Jeff leaned back and made sure all of the men were looking at him. “Listen, we discuss the news of the day, the news of yesterday, and forecast the news of the future. But we do so much more than that. We listen to each other, discern what’s important and what’s malarkey, then we engage in intelligent, witty debate dedicated to preserving the lost art of conversation. We are all able to talk openly about any issue, and anger or frustration never rises to such a level as to stop us from saying what we want to say.”
“I still don’t see how…” Doug tried to interject. He was surprised how quickly Jeff cut him off.
“The rest of the world uses blogs, cell phones, voicemail, and five minute chats to communicate. They don’t listen or truly think about what they’re about to say. God gave us brains, and we’ve created so many ways to communicate that we forgot how to do the very thing that all those contraptions were made for.”
Harold entered back into the discussion, “That is exactly what I’m talking about. All these inventions and still the number one way to really understand what anyone is trying to say is to have it said face to face.”
The waitress came up to the table and filled all the men’s coffee cups. “So what are you all talking about today?”
“Well, Harold says he really likes his new cell phone and said he’s able to send texts a lot faster with it,” George began. “And Jeff just got his Skype account all set up and talked to his grandkids in Florida this morning. Doug just started his own blog about Chevys and I finally signed up for voicemail forwarding so I won’t miss anymore calls.”

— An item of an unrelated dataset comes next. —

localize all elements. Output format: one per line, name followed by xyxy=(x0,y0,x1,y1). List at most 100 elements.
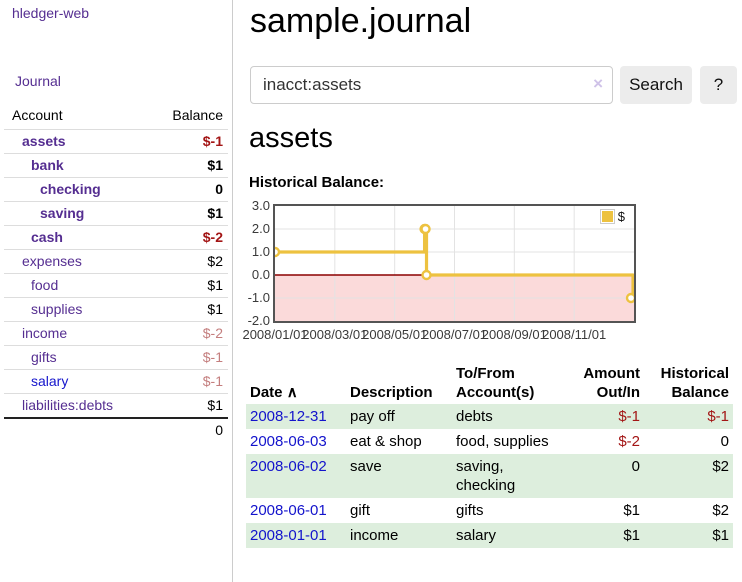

“Wow!” she replied. “You guys are so up on all the new gadgets. I don’t even have the Internet at home. It’s still not available in my area unless I use a satellite dish.”
As the woman walked away from the table, the five men began laughing hysterically. “Yep, Harold, the only thing we’re keeping alive is the art of illusion,” Doug quipped, retrieving his bifocals from the center of his biscuits and gravy.